The Senate Committee on Transportation voted unanimously to pass SB 777 that would ban any "passenger car or pickup or panel truck" from public roads if it has been modified to raise the front bumper four inches or higher than the rear bumper. Lawmakers also added an emergency clause to the bill -- so, if the bill is passed by the General Assembly and signed into law by Gov. Glenn Youngkin it would take effect immediately, rather than waiting until July 1.
A "Carolina Squat" truck is one that has been modified to raise the front end of the vehicle higher than the rear.
Efforts to ban the truck were started by the family of BJ Upton, 27, who died in a Feb. 16, 2022 crash in Mecklenburg County. Upton died after his truck was hit by another truck traveling in the other direction crossed over the center line and crashed into his.
"The truck was smashed…Completely, almost like in a ball and it was like indented within the ditch," said Upton's future sister-in-law, Ann Taylor Kallam, who arrived at the scene shortly after it happened. "It was just a horrific sight."
The driver of the other truck, Anthony Newcomb of Chase City, 19, sustained minor injuries in the crash. Newcomb was charged with reckless driving.
Kallam said Newcomb's truck was a "Carolina Squat" and the family believes those modifications played a big role in the deadly outcome of the crash.
"We can't help but think, what if it was another vehicle? What if? What if that truck that hit him wasn't squatted? What if the truck wasn't squatted and the guy could actually see the road?" said Kallam.
Virginia State Police said they are investigating whether alleged modifications were a contributing factor in the crash.
Since the deadly crash, Upton's family has pushed for the modification to be banned from Virginia's roads. A similar ban went into effect in North Carolina last year and lawmakers in South Carolina are considering a ban during this year's legislative session.
The "Carolina Squat" is already illegal in Virginia, but it's considered a secondary offense, meaning police can't pull over the driver of a vehicle with the modification unless they are doing something else illegal.
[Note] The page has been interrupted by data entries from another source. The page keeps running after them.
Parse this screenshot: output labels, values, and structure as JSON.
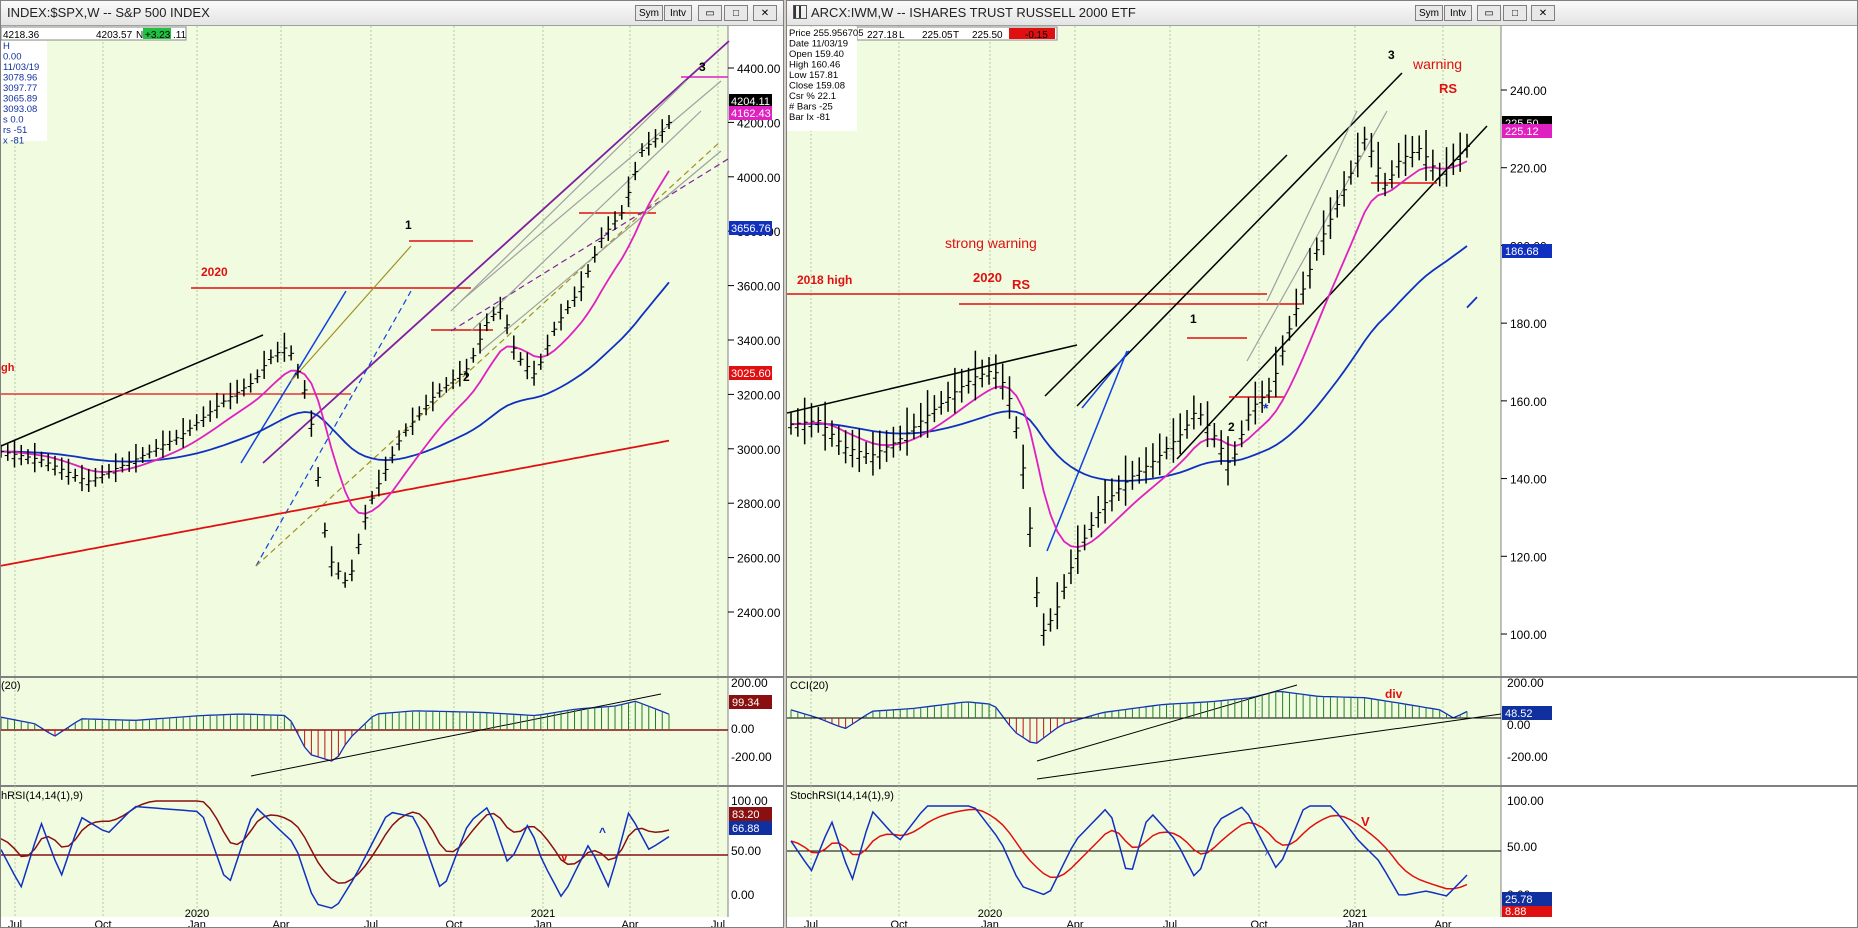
{
  "left": {
    "title": "INDEX:$SPX,W -- S&P 500 INDEX",
    "btn_sym": "Sym",
    "btn_intv": "Intv",
    "infobar": {
      "v1": "4218.36",
      "v2": "4203.57",
      "v3": "N",
      "v4": "+3.23",
      "v5": ".11"
    },
    "datawin": [
      "H",
      "0.00",
      "11/03/19",
      "3078.96",
      "3097.77",
      "3065.89",
      "3093.08",
      "s 0.0",
      "rs -51",
      "x -81"
    ],
    "price_tags": [
      {
        "text": "4204.11",
        "color": "#000000"
      },
      {
        "text": "4162.43",
        "color": "#e020c0"
      },
      {
        "text": "3656.76",
        "color": "#1030c0"
      },
      {
        "text": "3025.60",
        "color": "#e01010"
      }
    ],
    "yticks": [
      "4400.00",
      "4200.00",
      "4000.00",
      "3800.00",
      "3600.00",
      "3400.00",
      "3200.00",
      "3000.00",
      "2800.00",
      "2600.00",
      "2400.00"
    ],
    "xticks": [
      "Jul",
      "Oct",
      "2020\nJan",
      "Apr",
      "Jul",
      "Oct",
      "2021\nJan",
      "Apr",
      "Jul"
    ],
    "annotations": [
      "2020",
      "1",
      "2",
      "3",
      "gh"
    ],
    "cci": {
      "label": "(20)",
      "ticks": [
        "200.00",
        "0.00",
        "-200.00"
      ],
      "tag": "99.34"
    },
    "stoch": {
      "label": "hRSI(14,14(1),9)",
      "ticks": [
        "100.00",
        "50.00",
        "0.00"
      ],
      "tag1": "83.20",
      "tag2": "66.88",
      "marks": [
        "v",
        "^"
      ]
    }
  },
  "right": {
    "title": "ARCX:IWM,W -- ISHARES TRUST RUSSELL 2000 ETF",
    "btn_sym": "Sym",
    "btn_intv": "Intv",
    "infobar": {
      "v1": "227.18",
      "v2": "L",
      "v3": "225.05",
      "v4": "T",
      "v5": "225.50",
      "v6": "-0.15"
    },
    "datawin": [
      "Price  255.956705",
      "Date  11/03/19",
      "Open  159.40",
      "High  160.46",
      "Low  157.81",
      "Close  159.08",
      "Csr %  22.1",
      "# Bars -25",
      "Bar Ix -81"
    ],
    "price_tags": [
      {
        "text": "225.50",
        "color": "#000000"
      },
      {
        "text": "225.12",
        "color": "#e020c0"
      },
      {
        "text": "186.68",
        "color": "#1030c0"
      }
    ],
    "yticks": [
      "240.00",
      "220.00",
      "200.00",
      "180.00",
      "160.00",
      "140.00",
      "120.00",
      "100.00"
    ],
    "xticks": [
      "Jul",
      "Oct",
      "2020\nJan",
      "Apr",
      "Jul",
      "Oct",
      "2021\nJan",
      "Apr"
    ],
    "annotations": [
      "strong warning",
      "2020",
      "RS",
      "2018 high",
      "1",
      "2",
      "3",
      "warning",
      "RS",
      "*"
    ],
    "cci": {
      "label": "CCI(20)",
      "ticks": [
        "200.00",
        "0.00",
        "-200.00"
      ],
      "tag": "48.52",
      "mark": "div"
    },
    "stoch": {
      "label": "StochRSI(14,14(1),9)",
      "ticks": [
        "100.00",
        "50.00",
        "0.00"
      ],
      "tag1": "25.78",
      "tag2": "8.88",
      "marks": [
        "V",
        "^"
      ]
    }
  },
  "chart_data": [
    {
      "type": "line",
      "title": "S&P 500 INDEX (weekly)",
      "x": [
        "2019-07",
        "2019-10",
        "2020-01",
        "2020-02",
        "2020-03",
        "2020-04",
        "2020-07",
        "2020-09",
        "2020-10",
        "2021-01",
        "2021-03",
        "2021-05"
      ],
      "series": [
        {
          "name": "",
          "values": [
            2980,
            2950,
            3250,
            3390,
            2300,
            2780,
            3200,
            3560,
            3270,
            3800,
            3900,
            4200
          ]
        }
      ],
      "ylim": [
        2250,
        4500
      ]
    },
    {
      "type": "line",
      "title": "ISHARES TRUST RUSSELL 2000 ETF (weekly)",
      "x": [
        "2019-07",
        "2019-10",
        "2020-01",
        "2020-02",
        "2020-03",
        "2020-06",
        "2020-09",
        "2020-10",
        "2021-01",
        "2021-03",
        "2021-05"
      ],
      "series": [
        {
          "name": "",
          "values": [
            155,
            148,
            165,
            168,
            100,
            140,
            150,
            142,
            210,
            230,
            225.5
          ]
        }
      ],
      "ylim": [
        90,
        250
      ]
    }
  ]
}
Hopes were first pinned on a bill that was already making its way through the legislative channels. The bill would make “Carolina Squats” and other traffic violations, like broken tail lights and tinted windows, primary offenses, meaning police could stop the drivers of those vehicles. The bill's sponsor, Sen. Mark Ruff (R - Clarksville), told CBS 6 he believed the bill would make Virginia roads safer, but some critics believe pretextual policing could lead to racial profiling.
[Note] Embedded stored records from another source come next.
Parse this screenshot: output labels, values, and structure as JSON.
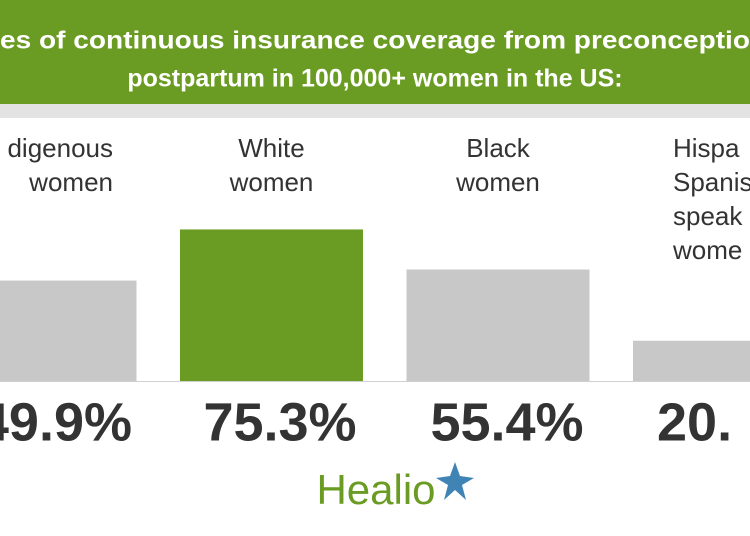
{
  "chart_data": {
    "type": "bar",
    "title_lines": [
      "es of continuous insurance coverage from preconceptio",
      "postpartum in 100,000+ women in the US:"
    ],
    "categories": [
      [
        "digenous",
        "women"
      ],
      [
        "White",
        "women"
      ],
      [
        "Black",
        "women"
      ],
      [
        "Hispa",
        "Spanis",
        "speak",
        "wome"
      ]
    ],
    "values": [
      49.9,
      75.3,
      55.4,
      20
    ],
    "value_labels": [
      "49.9%",
      "75.3%",
      "55.4%",
      "20."
    ],
    "colors": [
      "#c8c8c8",
      "#6a9b22",
      "#c8c8c8",
      "#c8c8c8"
    ],
    "ylim": [
      0,
      80
    ],
    "logo": "Healio"
  }
}
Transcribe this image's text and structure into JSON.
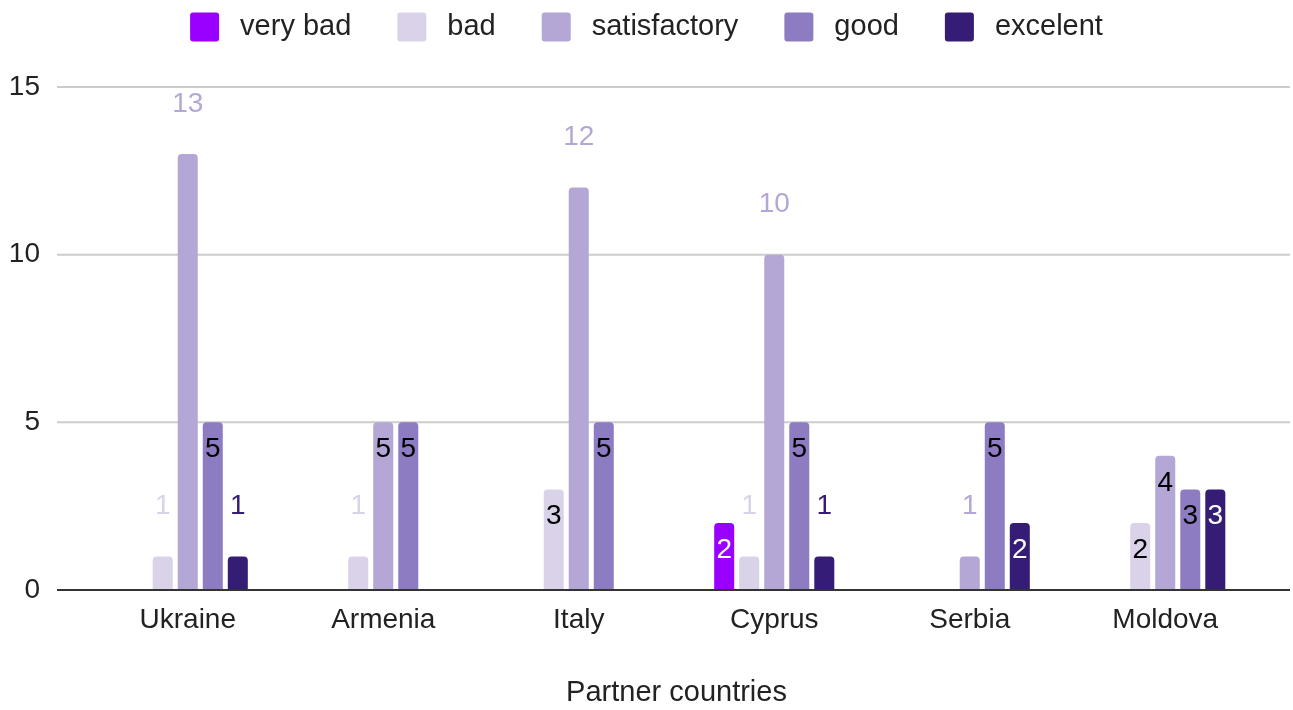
{
  "chart_data": {
    "type": "bar",
    "xlabel": "Partner countries",
    "categories": [
      "Ukraine",
      "Armenia",
      "Italy",
      "Cyprus",
      "Serbia",
      "Moldova"
    ],
    "series": [
      {
        "name": "very bad",
        "color": "#9900ff",
        "values": [
          null,
          null,
          null,
          2,
          null,
          null
        ]
      },
      {
        "name": "bad",
        "color": "#d9d2e9",
        "values": [
          1,
          1,
          3,
          1,
          null,
          2
        ]
      },
      {
        "name": "satisfactory",
        "color": "#b4a7d6",
        "values": [
          13,
          5,
          12,
          10,
          1,
          4
        ]
      },
      {
        "name": "good",
        "color": "#8e7cc3",
        "values": [
          5,
          5,
          5,
          5,
          5,
          3
        ]
      },
      {
        "name": "excelent",
        "color": "#351c75",
        "values": [
          1,
          null,
          null,
          1,
          2,
          3
        ]
      }
    ],
    "ylim": [
      0,
      15
    ],
    "yticks": [
      0,
      5,
      10,
      15
    ],
    "grid": "y",
    "legend": "top",
    "data_labels": true
  }
}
That bill was passed indefinitely by a Senate committee last week.
This week, a bipartisan group of senators introduced a new bill just addressing "Carolina Squat" trucks. The bill's sponsor, Sen. Mark Peake (R - Lynchburg), said they were spurred on by the Mecklenburg crash.
"I think everybody saw the tragedy, and nobody wants to see that continue. So I hope that we will rally around this legislation to get these vehicles off Virginia's highways," added Peake.
Kallam said the family is doing as best they can in the weeks since the crash and efforts to ban the modification have given them a lot of hope.
"You can take your grief and you can take your heartbreak and you can turn it into negativity or you can do something positive with it," said Kallam. "I think that the family knows that and that's exactly what they're trying to do. And by passing this bill, that is one way to ensure that here in Virginia, somebody else's life won't be lost due to a 'Carolina Squat' truck. And I think we have lost one too many lives when we lost BJ to that."